Figure 6

Schematic Diagram of CYP3A5′s Dual Role in the Regulation of Hypertension. Environmental factors (e.g., diet, chemical exposure, and stress) and homeostatic signaling mechanisms (i.e., Renin–Angiotensin–Aldosterone System (RAAS)) can alter renal and adrenal gland function to promote hypertension in humans. There is increasing evidence that renal CYP3A5 activity plays a dual role in modulating vitamin D- and glucocorticoid-hormone signaling cascades that drive HBP pathology. First, CYP3A5 activity can convert stress-related glucocorticoids (corticosterone and cortisol) to mineralocorticoids via 6β-hydroxylation, which enhances MR signaling and triggers sodium retention (via several transporter related mechanisms) and increased ROS production. This activity also silences glucocorticoid signaling (via ACTH and NFkB) and increases inflammation. Second, CYP3A5 can hijack endogenous vitamin D hormone signaling cascades by shunting 25-hydroxyvitamin D₃ metabolism from CYP27B1 (1α-hydroxylase) towards a 4β-hydroxylation pathway that limits 1,25-dihydroxyvitamin D₃ signaling via the VDR, reducing renin production that suppresses systemic RAAS activity. Thus, CYP3A5 appears to play a pathological endogenous role in many human polymorphs by regulating positive feedback loops that drives the accumulation of stress hormones and sodium in the renal proximal tubule cells.

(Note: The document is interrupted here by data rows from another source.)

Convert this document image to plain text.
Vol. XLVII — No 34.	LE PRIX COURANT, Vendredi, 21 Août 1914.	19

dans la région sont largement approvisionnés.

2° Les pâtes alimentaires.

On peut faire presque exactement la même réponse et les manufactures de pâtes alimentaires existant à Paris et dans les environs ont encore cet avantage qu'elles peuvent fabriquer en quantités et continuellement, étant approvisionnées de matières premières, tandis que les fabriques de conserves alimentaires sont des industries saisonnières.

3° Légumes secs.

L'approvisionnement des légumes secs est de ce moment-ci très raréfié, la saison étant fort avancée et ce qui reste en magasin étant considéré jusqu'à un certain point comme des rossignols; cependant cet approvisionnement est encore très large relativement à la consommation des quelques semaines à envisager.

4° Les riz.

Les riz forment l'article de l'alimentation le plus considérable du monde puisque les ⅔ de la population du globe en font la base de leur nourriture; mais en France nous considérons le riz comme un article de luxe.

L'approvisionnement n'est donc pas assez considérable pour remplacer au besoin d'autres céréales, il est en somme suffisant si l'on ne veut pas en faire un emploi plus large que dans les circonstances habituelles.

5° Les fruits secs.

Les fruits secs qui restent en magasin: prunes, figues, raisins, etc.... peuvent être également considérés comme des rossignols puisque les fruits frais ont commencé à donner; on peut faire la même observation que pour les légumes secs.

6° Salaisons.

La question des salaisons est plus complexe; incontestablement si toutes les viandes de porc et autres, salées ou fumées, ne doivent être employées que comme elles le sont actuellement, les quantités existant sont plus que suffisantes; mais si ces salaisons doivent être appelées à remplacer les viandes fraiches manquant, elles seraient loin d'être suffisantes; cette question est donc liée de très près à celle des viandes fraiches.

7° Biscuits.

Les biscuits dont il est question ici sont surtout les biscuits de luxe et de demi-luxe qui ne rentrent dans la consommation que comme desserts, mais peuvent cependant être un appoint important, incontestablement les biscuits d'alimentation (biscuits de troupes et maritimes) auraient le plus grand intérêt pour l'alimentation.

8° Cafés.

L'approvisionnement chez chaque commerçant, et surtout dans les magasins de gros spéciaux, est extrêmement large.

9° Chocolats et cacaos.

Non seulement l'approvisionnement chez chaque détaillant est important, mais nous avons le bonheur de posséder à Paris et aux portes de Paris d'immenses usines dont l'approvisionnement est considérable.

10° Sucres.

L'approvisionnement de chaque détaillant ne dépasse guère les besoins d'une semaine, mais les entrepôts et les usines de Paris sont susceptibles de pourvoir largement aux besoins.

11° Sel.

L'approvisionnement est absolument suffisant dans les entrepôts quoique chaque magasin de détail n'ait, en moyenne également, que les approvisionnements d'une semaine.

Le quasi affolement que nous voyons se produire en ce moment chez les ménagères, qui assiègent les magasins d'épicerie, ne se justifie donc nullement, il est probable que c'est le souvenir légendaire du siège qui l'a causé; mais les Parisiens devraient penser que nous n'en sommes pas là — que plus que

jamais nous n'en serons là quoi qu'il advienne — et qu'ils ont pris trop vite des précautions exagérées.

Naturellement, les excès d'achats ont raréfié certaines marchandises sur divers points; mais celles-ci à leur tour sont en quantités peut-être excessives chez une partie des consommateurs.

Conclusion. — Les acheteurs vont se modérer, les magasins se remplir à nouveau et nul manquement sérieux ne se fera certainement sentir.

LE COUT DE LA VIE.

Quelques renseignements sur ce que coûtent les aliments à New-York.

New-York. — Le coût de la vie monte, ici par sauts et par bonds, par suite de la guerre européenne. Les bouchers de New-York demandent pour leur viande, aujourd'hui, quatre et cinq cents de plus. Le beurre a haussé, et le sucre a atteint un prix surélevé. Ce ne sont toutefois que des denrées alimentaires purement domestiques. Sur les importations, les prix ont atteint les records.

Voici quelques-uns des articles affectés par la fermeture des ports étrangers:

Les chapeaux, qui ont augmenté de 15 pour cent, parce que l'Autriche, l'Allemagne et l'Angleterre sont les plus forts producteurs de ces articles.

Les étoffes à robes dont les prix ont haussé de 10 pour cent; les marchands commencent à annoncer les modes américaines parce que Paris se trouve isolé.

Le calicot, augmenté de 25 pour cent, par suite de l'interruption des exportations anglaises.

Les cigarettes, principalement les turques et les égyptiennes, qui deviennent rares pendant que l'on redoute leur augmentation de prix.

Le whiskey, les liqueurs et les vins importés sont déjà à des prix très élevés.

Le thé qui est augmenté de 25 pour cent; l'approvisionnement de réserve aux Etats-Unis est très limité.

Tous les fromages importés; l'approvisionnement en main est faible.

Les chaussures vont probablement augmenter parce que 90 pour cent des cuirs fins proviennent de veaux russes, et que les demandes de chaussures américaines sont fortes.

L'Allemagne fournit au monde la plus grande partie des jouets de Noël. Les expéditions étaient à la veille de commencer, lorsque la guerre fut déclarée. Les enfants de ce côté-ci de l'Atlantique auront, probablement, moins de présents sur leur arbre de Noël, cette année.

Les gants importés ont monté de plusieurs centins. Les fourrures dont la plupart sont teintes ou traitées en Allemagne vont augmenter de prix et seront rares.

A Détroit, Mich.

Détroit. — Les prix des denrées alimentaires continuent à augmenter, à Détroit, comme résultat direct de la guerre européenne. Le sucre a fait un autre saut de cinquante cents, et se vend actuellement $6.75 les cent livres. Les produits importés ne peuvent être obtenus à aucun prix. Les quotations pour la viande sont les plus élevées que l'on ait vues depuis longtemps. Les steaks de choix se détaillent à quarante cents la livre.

Sodium cationic-stabilization of G4-like elements in CYP3A5 intron 3 may exacerbate this hypertensive signaling arc in CYP3A5 *1/*3 and *3/*3 polymorphs, who may conditionally express the gene. This salt-sensitive positive feedback loop may mask any adaptive effects of the 6986A/G polymorphism (rs776746) by promoting stress- and dietary-sensitive expression of CYP3A5, complicating any GWAS studies focused on the *1/*3 or *3/*3 genotypes.